THIS OPINION HAS NO PRECEDENTIAL VALUE.  IT SHOULD NOT BE CITED OR RELIED ON AS PRECEDENT IN ANY PROCEEDING EXCEPT AS PROVIDED BY RULE 268(d)(2), SCACR.

THE STATE OF SOUTH CAROLINA
In The Court of Appeals


Lynda Molnar, Plaintiff,

v.

Piri Molnar and Phillip Warren, Individually and as the General Partners of Peaches Auto Sales, Defendants.

Of whom, Lynda Molnar and Piri Molnar are, Respondents,

v.

Philip Warren, Appellant.


Appeal From Greenville County
Edward W. Miller, Circuit Court Judge


Unpublished Opinion No. 2012-UP-237
Heard April 11, 2012 – Filed April 25, 2012 


AFFIRMED


Ryan L. Beasley and Ransome H. Helmly, both of Greenville, for Appellant.

David S. Wyatt and Ralph L. Gleaton, II, both of Greenville, for Respondents. 

PER CURIAM:  This appeal arises from a jury verdict awarding Plaintiff-Respondent Lynda Molnar $90,000 in damages on an action for breach of contract against Defendant-Appellant Phillip Warren and Defendant-Respondent Piri Molnar, both individually and as the general partners of Peaches Auto Sales.  On appeal, Warren argues the trial court erred by (1) denying his motion for a directed verdict; (2) denying his motion for summary judgment; (3) failing to charge the jury on the statute of limitations; (4) denying his motion to amend the pleadings; and (5) denying his motion to subtract $28,000 from the judgment.  We affirm pursuant to Rule 220(b)(1), SCACR, and the following authorities:

1. As to whether the trial court erred by denying Warren's motion for directed verdict:  Fettler v. Gentner, 396 S.C. 461, 466, 722 S.E.2d 26, 29 (Ct. App. 2012) (providing that an appellate court is required to view the evidence and inferences that reasonably can be drawn from the evidence in the light most favorable to the nonmoving party when reviewing the denial of a motion for directed verdict); id. ("'An appellate court will only reverse the [trial] court's ruling when there is no evidence to support the ruling or when the ruling is controlled by an error of law.'" (citation omitted)).

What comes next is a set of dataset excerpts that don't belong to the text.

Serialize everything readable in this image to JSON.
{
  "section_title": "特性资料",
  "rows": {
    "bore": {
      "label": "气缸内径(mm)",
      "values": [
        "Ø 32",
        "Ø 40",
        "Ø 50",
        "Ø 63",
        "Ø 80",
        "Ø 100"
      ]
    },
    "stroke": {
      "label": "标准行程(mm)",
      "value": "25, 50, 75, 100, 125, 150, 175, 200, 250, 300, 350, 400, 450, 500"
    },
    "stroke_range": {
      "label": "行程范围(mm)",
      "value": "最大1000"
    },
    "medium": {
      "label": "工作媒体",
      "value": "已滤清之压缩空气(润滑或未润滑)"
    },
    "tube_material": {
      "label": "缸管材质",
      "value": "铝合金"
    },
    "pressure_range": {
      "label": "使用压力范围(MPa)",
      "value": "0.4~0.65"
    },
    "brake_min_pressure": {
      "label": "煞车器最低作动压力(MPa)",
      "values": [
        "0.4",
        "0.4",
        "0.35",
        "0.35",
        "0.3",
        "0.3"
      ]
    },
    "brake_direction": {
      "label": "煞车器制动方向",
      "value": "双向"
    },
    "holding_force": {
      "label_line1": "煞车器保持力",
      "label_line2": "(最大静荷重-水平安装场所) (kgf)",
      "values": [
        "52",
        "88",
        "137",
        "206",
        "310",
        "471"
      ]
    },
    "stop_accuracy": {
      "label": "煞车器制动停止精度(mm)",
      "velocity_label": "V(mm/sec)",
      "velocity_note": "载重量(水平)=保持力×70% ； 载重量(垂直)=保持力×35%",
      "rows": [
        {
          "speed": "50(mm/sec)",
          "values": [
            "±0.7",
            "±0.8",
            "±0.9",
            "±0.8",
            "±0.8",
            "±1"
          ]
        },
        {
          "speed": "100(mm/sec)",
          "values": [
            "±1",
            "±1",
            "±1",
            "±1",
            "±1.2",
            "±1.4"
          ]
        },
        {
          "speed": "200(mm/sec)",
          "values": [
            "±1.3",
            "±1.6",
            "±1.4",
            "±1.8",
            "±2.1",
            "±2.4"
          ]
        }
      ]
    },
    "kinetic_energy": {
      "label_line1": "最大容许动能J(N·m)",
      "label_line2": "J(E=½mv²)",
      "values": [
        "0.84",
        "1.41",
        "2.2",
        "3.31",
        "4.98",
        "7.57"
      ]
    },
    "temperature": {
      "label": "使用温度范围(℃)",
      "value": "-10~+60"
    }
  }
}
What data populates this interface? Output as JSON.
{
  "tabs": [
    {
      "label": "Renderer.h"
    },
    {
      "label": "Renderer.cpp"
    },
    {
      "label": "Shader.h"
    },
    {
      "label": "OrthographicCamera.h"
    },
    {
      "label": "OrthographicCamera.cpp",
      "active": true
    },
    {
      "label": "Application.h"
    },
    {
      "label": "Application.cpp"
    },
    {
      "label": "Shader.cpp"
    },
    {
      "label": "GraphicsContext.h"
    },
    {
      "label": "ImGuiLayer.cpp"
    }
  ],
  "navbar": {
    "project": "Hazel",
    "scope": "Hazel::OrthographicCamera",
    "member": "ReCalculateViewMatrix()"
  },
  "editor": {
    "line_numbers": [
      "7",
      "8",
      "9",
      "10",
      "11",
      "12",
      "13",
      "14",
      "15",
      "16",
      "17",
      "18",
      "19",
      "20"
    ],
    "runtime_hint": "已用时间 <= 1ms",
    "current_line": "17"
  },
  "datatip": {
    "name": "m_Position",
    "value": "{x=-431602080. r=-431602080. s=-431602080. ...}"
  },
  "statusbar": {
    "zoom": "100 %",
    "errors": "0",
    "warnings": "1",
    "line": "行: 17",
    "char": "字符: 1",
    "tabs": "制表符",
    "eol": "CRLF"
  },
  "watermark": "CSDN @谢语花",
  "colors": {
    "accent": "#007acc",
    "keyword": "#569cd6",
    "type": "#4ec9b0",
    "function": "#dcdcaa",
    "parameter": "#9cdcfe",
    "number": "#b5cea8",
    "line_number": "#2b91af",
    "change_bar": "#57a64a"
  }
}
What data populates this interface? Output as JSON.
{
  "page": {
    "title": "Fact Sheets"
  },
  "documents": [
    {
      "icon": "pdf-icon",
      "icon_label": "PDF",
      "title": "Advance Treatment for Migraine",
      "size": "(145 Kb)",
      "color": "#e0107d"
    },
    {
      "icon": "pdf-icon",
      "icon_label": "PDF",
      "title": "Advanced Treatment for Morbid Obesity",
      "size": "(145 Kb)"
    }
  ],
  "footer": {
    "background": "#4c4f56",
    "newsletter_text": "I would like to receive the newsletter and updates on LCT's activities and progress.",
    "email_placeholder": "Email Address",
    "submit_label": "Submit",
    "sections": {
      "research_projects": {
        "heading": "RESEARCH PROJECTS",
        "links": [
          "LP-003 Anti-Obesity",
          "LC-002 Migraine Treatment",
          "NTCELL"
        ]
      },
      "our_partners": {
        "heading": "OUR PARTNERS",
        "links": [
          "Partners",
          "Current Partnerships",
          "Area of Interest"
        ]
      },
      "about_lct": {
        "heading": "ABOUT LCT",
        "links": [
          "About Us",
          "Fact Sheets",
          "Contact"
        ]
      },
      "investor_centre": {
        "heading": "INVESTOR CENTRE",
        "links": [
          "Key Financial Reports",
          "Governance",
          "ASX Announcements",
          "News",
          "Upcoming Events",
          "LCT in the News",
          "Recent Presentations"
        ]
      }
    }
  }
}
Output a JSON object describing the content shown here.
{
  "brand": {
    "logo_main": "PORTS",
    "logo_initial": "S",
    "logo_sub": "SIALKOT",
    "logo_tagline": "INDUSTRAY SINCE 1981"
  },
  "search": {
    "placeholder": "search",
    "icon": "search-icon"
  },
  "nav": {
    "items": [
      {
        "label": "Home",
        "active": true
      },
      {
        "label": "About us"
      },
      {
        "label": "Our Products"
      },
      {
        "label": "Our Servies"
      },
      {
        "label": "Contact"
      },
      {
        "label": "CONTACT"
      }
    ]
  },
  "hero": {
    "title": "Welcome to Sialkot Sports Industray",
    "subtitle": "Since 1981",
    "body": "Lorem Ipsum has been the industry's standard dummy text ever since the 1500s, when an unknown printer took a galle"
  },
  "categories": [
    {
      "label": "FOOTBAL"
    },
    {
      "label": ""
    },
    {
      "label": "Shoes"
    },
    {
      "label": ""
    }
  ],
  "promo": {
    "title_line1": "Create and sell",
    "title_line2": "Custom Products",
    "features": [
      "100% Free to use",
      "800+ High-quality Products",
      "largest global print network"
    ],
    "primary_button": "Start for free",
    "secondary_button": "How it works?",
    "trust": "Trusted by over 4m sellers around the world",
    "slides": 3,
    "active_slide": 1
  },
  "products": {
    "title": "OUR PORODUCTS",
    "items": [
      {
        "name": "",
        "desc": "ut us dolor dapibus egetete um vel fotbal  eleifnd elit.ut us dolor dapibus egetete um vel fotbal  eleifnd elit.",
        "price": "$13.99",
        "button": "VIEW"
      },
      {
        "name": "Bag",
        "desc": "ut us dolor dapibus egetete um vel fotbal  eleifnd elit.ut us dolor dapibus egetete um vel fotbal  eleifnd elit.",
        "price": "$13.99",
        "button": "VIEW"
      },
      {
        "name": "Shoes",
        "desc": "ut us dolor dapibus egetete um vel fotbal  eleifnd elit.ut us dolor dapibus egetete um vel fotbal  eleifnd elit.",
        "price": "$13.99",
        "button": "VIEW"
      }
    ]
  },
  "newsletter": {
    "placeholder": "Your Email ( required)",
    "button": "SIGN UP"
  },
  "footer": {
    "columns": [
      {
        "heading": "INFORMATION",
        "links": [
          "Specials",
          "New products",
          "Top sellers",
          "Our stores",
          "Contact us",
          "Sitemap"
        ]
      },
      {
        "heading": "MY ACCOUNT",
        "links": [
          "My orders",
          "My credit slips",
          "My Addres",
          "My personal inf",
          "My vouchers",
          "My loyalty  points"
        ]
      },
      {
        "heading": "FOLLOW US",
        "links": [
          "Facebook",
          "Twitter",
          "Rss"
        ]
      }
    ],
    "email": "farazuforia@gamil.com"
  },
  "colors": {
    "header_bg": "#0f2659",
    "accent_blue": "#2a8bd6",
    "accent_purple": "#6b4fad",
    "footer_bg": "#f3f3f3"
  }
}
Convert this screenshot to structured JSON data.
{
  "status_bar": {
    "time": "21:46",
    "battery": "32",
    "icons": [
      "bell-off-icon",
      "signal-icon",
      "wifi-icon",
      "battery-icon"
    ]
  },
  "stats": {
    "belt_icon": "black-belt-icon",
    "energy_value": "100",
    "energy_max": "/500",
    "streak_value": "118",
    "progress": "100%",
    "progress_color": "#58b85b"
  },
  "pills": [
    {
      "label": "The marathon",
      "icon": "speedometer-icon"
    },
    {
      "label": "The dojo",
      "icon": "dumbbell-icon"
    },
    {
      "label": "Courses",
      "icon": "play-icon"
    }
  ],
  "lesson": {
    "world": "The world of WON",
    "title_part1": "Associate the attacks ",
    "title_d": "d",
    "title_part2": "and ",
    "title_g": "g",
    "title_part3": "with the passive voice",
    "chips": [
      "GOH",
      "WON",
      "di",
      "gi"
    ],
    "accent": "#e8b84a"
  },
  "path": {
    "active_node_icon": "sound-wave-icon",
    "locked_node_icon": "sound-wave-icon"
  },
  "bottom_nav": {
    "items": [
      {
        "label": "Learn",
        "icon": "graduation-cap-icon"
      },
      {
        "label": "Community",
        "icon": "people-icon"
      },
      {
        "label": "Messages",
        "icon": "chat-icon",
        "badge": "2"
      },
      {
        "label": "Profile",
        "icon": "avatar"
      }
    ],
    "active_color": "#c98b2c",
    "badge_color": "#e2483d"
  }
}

2. As to whether the trial court erred by denying Warren's motion for summary judgment:  Mowrer v. Charleston Cnty. Park & Recreation Comm'n, 361 S.C. 476, 483, 605 S.E.2d 563, 566 (Ct. App. 2004) ("The denial of summary judgment is not appealable, even after final judgment . . . ."  (citation omitted)). 

3.  As to whether the trial court erred by failing to charge the jury on the statute of limitations:  Fairchild v. S.C. Dep't of Transp., 385 S.C. 344, 351, 683 S.E.2d 818, 822 (Ct. App. 2009) ("To warrant reversal, the party seeking the requested jury charge must demonstrate error and prejudice." (citation omitted)); Wolfe v. Brannon, 211 S.C. 282, 286, 44 S.E.2d 833, 835 (1947) ("A payment proved to have been made by the maker of a promissory note after it has become barred by the statute of limitations is equivalent to a promise in writing by the maker to pay the debt, upon which action may be brought at any time within [three] years after such payment."); Zaks v. Elliott, 106 F.2d 425, 427 (4th Cir. 1939) ("It is established in South Carolina that partial payment on a note within the [statutory] period immediately preceding the bringing of an action therein will remove the bar of the statute." (citation omitted)).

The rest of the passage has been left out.